A very interesting idea. But how would you then construct steering vectors for let's say politeness, refusal or some biases?
I think for those cases you're better off using standard methods (multiple choice etc.), this technique is only useful when paired positive negative data is more difficult to create (like writing imitation).
Epistemic Status: I thought of this yesterday and it seems plausible, but my initial attempts couldn't get it to work (as best as I could tell) and I don't have more time to commit to this. Anyone can feel free to try it, no need to credit me if it works, I just want to see this happen.
Here's a technique you could use to get a steering vector that represents any text dataset (say, that represents the author of that text). It's using the idea in this paper but for activation steering instead of RL.

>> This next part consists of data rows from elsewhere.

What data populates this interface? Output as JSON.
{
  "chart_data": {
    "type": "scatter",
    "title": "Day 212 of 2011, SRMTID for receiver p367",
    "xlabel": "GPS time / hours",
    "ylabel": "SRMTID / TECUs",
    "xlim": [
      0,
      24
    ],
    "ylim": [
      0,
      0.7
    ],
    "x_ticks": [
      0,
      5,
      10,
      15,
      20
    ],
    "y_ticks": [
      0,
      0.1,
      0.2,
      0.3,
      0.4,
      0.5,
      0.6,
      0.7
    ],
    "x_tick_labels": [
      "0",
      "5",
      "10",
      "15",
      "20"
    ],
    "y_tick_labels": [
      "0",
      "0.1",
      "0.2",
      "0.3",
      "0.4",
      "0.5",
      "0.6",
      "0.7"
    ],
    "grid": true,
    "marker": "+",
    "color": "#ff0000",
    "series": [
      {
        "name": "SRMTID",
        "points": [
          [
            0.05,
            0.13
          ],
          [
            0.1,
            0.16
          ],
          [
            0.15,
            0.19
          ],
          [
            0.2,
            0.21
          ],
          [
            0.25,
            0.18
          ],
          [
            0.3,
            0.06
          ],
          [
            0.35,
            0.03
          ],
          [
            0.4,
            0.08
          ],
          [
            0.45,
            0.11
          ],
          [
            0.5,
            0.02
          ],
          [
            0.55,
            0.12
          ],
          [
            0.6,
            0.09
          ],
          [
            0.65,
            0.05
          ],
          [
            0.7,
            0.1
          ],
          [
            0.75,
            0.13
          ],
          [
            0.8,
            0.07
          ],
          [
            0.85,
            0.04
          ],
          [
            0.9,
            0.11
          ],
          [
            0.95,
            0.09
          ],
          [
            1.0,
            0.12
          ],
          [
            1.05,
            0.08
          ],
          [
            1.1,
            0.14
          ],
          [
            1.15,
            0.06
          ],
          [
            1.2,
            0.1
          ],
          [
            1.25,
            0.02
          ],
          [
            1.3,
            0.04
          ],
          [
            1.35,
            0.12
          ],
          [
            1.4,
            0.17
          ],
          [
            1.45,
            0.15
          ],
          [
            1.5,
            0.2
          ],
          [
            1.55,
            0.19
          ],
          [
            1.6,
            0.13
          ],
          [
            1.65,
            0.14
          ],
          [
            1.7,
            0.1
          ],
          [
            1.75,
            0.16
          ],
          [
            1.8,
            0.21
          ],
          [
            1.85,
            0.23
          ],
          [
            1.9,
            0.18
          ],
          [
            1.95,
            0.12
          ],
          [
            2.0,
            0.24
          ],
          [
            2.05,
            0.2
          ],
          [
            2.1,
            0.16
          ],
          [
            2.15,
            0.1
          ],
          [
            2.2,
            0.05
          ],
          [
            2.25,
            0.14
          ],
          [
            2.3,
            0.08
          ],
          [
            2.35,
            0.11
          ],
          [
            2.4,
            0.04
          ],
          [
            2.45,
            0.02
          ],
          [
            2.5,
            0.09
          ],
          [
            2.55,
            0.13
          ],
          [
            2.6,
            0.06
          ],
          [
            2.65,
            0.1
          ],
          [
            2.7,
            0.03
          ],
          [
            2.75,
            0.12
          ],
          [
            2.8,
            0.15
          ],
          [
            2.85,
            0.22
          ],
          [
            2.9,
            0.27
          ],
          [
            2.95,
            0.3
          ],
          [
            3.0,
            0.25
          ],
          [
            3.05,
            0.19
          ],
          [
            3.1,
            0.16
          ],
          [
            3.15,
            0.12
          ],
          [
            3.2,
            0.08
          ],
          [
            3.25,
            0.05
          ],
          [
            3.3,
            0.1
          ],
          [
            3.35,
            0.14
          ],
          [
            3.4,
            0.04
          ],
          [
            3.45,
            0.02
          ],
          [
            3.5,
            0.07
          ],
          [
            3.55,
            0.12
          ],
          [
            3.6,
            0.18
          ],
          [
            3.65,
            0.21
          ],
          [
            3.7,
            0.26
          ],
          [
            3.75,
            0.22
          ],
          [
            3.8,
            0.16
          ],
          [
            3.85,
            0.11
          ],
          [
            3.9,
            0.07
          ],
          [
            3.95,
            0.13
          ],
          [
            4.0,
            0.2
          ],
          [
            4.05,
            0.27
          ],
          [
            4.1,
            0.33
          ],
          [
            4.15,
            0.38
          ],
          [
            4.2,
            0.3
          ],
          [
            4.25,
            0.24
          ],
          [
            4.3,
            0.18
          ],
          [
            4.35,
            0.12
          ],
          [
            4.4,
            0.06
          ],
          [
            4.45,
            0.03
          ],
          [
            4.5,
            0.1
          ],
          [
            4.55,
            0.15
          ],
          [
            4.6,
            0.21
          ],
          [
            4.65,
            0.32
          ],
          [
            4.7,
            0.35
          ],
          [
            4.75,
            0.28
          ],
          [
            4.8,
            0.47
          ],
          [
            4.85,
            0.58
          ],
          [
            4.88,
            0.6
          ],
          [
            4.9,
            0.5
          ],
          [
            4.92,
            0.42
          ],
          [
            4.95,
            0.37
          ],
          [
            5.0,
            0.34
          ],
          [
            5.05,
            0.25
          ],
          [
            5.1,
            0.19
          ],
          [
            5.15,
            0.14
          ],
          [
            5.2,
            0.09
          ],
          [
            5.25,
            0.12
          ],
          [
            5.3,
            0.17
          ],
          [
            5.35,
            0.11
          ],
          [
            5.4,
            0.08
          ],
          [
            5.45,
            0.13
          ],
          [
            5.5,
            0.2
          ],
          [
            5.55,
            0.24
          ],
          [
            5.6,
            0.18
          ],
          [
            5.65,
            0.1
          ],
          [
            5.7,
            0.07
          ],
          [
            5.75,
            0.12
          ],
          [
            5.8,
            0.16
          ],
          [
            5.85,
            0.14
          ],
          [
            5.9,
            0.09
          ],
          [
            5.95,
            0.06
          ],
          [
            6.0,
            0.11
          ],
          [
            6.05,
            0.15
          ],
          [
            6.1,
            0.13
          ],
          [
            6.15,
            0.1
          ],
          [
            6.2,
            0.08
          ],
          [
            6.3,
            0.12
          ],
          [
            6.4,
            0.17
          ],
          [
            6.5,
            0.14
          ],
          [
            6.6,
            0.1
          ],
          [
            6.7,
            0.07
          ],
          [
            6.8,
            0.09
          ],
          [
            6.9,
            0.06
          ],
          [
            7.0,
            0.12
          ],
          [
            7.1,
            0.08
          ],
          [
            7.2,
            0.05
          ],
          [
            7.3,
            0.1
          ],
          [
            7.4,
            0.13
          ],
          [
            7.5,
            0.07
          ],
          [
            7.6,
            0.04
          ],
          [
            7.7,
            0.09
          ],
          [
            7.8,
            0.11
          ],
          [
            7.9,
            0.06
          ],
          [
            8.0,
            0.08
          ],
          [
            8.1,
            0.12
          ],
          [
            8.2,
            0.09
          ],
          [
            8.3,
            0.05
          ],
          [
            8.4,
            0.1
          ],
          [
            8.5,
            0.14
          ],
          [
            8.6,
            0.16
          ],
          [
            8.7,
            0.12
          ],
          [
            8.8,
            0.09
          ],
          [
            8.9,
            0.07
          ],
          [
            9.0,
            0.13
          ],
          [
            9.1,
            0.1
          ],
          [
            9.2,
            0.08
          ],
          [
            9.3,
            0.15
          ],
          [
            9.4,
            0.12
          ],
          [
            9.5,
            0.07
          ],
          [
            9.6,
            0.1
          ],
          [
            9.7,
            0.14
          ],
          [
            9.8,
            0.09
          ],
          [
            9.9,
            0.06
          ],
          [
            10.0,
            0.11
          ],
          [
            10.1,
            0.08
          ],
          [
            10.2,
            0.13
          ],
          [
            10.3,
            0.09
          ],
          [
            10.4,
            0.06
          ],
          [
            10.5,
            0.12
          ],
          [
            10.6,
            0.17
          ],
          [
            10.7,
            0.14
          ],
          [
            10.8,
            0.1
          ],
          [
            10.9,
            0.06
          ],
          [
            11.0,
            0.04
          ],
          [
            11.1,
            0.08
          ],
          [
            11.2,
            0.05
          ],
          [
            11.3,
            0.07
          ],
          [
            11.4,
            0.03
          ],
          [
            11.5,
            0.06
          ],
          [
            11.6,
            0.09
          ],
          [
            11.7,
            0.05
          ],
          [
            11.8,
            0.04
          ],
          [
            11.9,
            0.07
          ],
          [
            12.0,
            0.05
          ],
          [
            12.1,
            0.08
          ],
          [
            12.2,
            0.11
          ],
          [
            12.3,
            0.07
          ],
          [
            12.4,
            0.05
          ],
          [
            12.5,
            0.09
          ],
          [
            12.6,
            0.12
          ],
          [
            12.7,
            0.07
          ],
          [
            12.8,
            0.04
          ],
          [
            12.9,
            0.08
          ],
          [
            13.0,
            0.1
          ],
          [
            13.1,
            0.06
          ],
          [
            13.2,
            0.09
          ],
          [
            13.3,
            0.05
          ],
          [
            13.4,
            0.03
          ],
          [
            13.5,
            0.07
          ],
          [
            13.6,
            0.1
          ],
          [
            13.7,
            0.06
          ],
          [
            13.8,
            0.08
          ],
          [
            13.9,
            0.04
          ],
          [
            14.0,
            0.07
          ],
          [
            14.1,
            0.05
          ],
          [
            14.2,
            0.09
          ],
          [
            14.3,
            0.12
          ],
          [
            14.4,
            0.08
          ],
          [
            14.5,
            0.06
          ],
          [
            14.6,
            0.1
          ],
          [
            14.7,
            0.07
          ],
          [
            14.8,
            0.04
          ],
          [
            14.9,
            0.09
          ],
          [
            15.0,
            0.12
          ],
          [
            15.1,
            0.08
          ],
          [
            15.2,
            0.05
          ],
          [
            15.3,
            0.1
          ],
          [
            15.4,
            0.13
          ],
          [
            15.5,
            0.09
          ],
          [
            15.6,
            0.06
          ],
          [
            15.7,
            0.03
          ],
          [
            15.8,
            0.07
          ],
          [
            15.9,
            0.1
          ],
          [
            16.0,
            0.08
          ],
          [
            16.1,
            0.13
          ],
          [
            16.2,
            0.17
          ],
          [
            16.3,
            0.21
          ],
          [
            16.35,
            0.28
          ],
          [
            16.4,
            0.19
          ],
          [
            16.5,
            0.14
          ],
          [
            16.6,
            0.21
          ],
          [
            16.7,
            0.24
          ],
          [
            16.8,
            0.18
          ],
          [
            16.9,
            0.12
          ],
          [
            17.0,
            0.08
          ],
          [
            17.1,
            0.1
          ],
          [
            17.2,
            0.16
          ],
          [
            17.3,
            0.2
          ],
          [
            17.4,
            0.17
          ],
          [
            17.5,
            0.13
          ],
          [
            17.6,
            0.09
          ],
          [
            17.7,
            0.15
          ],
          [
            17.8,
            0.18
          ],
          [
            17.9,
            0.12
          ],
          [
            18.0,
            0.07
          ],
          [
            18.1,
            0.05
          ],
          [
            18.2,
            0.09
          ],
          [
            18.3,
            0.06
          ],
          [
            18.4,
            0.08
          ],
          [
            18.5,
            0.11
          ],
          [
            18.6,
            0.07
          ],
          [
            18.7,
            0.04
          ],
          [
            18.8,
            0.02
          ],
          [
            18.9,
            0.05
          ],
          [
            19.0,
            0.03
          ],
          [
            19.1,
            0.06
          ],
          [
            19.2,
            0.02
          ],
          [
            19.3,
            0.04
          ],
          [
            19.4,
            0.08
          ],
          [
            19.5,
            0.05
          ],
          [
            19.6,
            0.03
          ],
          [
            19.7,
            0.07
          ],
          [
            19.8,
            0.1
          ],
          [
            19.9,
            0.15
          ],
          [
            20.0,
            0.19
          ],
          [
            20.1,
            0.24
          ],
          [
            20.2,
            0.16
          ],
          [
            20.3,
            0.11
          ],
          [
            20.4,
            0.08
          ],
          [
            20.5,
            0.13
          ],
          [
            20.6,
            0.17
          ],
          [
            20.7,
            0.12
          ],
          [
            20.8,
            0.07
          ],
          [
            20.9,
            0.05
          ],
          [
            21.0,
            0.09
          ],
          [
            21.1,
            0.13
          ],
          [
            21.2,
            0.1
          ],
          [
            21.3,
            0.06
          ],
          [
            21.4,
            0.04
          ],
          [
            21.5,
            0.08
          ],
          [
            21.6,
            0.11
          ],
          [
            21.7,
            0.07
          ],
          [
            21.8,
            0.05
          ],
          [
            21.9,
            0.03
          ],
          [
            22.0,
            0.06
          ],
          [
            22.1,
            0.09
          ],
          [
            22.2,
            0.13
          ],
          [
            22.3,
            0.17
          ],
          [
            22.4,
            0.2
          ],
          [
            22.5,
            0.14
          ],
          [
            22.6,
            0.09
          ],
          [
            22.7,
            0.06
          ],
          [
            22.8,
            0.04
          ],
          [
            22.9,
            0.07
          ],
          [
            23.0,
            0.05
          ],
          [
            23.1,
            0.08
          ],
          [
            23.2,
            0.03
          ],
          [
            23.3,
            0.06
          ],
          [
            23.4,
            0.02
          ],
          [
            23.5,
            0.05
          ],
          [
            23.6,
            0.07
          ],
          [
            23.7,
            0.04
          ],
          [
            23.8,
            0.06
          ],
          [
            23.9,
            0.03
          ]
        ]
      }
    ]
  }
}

Just split up each string into three pieces (like "Fix problems quickly with Galvanized Jets" becomes (A="Fix problems", B="quickly with", C="Galvanized Jets"))
Now use an LLM to predict lots of B', given A.
"Good" predictions are those that increase the LLM's probability of C (given A and B'), "Bad" predictions are those that decrease the LLM's probability of C (given A and B').
Take the worst B' and gather average activations over them.
Take the best B' and gather average activations over them.
Take the difference and you have a steering vector that represents your text dataset, without needing to use multiple choice questions or positive and negative pairs or etc.
I think the main downside of this is that it could overoptimize where B' ends up being out of distribution relative to the dataset, but I'm not sure how much of an issue that would actually be in practice. It's also overkill for many applications of activation steering, but might be useful in some cases.